How we love to blame one entity for everything
By Elliot Chan, Opinions Editor
Formerly published in The Other Press. October 28, 2015
Isn’t it great when we can point a finger at someone and say it’s all his or her fault? It’s his fault our economy is in the sink. It’s her fault the ecosystem is dying. It’s his fault I can’t find love, a job, or a place to live. Yes, it’s always easier to blame someone rather than a group of people.
For the past few months, I’ve watched everyone on my predominantly left-wing Facebook news feed blame Stephen Harper for everything wrong with our country. What’s wrong with our country, or what’s wrong with them? So often, the government becomes the scapegoat for all our problems: our failing business, our disobedient child, and our inability to find work, romance, and better health. Instead of taking onus for our problems, we blame the government.
Guess what? The government is not looking out for you, regardless of what you think. The politician doesn’t give a hoot about all the crap you have going on in your life. If you think Justin Trudeau is going to solve all your problems—or even one of your problems—you need to face reality. If you are not taxed for this, you’ll be taxed for that. Nobody can fix what’s wrong with your life but you.

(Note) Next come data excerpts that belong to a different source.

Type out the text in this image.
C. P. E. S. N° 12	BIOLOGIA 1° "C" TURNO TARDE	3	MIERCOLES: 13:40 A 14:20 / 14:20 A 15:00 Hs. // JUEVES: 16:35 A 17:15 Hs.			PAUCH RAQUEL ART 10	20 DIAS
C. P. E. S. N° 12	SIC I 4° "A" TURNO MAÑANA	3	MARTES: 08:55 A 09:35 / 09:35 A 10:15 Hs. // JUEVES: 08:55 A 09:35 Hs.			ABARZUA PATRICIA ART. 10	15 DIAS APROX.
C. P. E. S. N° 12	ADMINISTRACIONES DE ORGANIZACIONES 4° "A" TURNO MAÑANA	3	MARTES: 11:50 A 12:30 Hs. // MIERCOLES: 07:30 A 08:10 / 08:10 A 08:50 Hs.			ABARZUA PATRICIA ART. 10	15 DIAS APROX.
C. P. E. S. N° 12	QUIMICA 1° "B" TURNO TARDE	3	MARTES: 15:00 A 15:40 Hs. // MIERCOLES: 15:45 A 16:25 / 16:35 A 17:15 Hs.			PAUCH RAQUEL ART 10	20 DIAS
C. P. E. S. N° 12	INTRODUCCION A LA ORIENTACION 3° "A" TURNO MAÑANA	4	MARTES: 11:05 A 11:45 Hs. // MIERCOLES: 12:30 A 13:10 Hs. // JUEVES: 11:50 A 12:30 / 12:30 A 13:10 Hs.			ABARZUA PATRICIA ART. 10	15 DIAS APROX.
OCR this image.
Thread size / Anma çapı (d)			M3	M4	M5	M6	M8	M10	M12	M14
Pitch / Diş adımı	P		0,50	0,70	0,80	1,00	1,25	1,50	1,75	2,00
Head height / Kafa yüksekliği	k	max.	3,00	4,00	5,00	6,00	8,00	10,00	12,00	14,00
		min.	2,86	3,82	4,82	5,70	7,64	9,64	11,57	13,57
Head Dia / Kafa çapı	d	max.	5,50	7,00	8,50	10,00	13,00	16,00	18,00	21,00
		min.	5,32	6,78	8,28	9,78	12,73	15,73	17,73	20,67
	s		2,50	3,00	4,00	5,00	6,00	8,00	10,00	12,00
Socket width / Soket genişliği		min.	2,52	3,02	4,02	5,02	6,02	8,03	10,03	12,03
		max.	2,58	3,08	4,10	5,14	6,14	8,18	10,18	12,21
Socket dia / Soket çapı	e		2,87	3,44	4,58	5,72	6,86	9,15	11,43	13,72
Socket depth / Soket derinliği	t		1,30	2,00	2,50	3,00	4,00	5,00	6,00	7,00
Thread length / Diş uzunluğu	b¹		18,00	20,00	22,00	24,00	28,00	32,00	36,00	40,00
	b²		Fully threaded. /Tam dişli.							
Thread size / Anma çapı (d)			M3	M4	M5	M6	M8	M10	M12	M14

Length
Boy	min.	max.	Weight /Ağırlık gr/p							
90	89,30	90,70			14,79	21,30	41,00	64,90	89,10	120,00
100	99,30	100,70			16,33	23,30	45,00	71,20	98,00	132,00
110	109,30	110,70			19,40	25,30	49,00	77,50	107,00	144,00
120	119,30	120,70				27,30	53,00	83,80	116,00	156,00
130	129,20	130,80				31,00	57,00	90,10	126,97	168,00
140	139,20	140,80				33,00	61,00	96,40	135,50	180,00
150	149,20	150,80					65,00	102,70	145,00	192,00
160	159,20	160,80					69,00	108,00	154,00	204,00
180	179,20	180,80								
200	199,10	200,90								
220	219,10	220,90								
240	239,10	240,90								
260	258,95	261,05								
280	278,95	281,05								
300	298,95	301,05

Blaming one sole entity, whether it’s your employer for holding you back, or your instructor for giving you poor grades is a self-destructive way of thinking. Pretty much what you are saying is: “I’m perfect, I don’t need to change, it’s the world around me needs to change. It’s that one person over there who needs to change.” You’ll grow old a bitter, resentful person if this is your way of thinking.
Pointing fingers and placing blame is a defensive mechanism designed to make someone else look worse than you. This is especially effective if the person is of higher rank or prestige. Remember how much Canucks fans enjoyed blaming Roberto Luongo for every hockey game lost? Whoever is at the top, we expect perfection from them, or else give them the noose. But ask yourself: can you stop more shots and win more games? Nope, but you’d like to think you can though.
Don’t think. Do. Stop identifying problems as something manifested by other people. Stop investing your emotional energy on things you cannot control. Can you be a better worker? Yes. Can you force your boss to increase your wage? No. Can you vote for the candidate you like? Yes. Are you able to force others to do the same? No. People will vote or not vote for whomever they want. They’ll cheer for whatever they want. They’ll fail, succeed, and live their life without a care for you. You can blame them, but why do they care? They don’t even know you.